Sunday, September 8th, 2019 by Ian Evans

The Aeronauts

The Aeronauts courtesy of TIFF.

It’s day four of the Festival and I started it off with a morning screening of Marielle Heller’s A Beautiful Day in the Neighborhood. It tells the tale of a jaded journalist (Matthew Rhys) who is asked to write a profile of children’s television legend Fred Rogers (Tom Hanks). He initially considers the assignment beneath his skills but finds Rogers’ empathy intriguing, leading to a change in his own world view. The film is, quite simply, a lovely and sweet antidote to the steady stream of negative news that we are constantly hit with and displays the power of listening and caring for each other. Rhys is the audience’s surrogate, as we find ourselves initially questioning whether Rogers’ persona is just an act. Hanks’ portrayal of Rogers is a masterclass in calm sincerity and empathy. Highly recommended.

Roy Thomson Hall played host to three gala screenings today, starting off with Tom Harper’s The Aeronauts, which reunites Eddie Redmayne and Felicity Jones in the tale of a 19th-century scientist and a hot-air balloonist who seek the twin goals of breaking an altitude record and proving some controversial theories about meteorological forecasting. The pair are joined in the film by Himesh Patel and Tom Courtenay.

The next gala at RTH was John Crowley’s The Goldfinch. Based on Donna Tartt’s bestselling novel, the film follows a young man (Ansel Elgort) whose life was upended when his mother was killed in an art museum bombing that also resulted in a missing masterpiece. The story covers grief, guilt, criminal activities and personal secrets. Elgort is joined in the cast by Nicole Kidman, Finn Wolfhard, Jeffrey Wright, Sarah Paulson, and Luke Wilson.

The night at Roy Thomson closed with François Girard’s The Song of Names, a historical drama starring Tim Roth and Clive Owen. It’s the story of a man moved to try and locate his childhood friend, a musical prodigy orphaned in the Holocaust, who disappeared before his first public performance.

The VISA Screening Room at the Princess of Wales Theatre welcomed the premiere of Corey Finley’s Bad Education. Based on a real embezzlement scandal that rocked Long Island in the early 2000s, it stars Hugh Jackman and Allison Janney as two school administrators milking the system for millions. With the Varsity Blues scandal currently in the headlines, this story of school-based shenanigans is quite timely.

The VISA Screening Room also premiered Taika Waititi’s Jojo Rabbit, which I’ll be watching tomorrow morning. The film stars Sam Rockwell, Scarlett Johansson, Rebel Wilson, Thomasin McKenzie, and newcomer Roman Griffin Davis in the story of a young boy in the Hitler Youth whose imaginary best friend is Adolf Hitler (Waititi). More on it tomorrow.
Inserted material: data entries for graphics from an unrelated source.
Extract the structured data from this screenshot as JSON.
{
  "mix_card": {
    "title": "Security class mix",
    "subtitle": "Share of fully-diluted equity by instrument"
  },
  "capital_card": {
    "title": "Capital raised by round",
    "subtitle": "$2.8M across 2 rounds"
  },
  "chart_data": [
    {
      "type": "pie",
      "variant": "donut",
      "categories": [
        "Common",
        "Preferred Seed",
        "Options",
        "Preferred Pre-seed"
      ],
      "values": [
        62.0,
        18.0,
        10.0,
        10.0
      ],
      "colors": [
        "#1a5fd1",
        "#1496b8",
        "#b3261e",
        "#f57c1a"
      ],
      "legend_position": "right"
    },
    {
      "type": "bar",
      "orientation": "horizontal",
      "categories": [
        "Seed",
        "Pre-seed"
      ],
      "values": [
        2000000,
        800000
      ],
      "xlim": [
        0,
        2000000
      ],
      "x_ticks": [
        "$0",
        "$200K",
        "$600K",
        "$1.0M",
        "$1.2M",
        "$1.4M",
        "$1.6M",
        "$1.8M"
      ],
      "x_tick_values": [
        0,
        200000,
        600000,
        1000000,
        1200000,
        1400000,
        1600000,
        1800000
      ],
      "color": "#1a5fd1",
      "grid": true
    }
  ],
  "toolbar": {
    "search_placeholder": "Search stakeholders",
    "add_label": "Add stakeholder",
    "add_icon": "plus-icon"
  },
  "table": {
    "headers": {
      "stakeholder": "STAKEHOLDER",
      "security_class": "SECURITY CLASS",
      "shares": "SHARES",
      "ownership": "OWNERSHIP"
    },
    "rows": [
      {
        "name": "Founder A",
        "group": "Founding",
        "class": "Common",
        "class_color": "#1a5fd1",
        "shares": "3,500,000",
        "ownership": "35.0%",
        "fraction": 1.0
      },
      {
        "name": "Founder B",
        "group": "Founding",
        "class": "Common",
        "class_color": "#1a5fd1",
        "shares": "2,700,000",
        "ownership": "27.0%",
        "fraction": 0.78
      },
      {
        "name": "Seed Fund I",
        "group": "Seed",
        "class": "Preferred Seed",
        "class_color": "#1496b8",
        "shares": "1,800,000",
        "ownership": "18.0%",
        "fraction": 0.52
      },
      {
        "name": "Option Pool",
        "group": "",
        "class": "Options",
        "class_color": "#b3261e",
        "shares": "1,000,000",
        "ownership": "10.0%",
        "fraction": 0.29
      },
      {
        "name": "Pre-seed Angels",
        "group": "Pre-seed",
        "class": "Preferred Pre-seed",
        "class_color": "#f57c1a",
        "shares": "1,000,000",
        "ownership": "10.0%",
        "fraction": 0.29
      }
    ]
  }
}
Upstairs at the Elgin, the Winter Garden Theatre played host to two movies from streaming services, both starring Adam Driver. Scott Z. Burns’s The Report, from Amazon Prime, teams Driver with Annette Bening as the U.S. Senate’s Intelligence Committee investigates the use of torture by the CIA following 9/11. Next up was Netflix’s Marriage Story. Written and directed by Noah Baumbach, it stars Driver and Scarlett Johansson as married couple enduring a coast-to-coast divorce.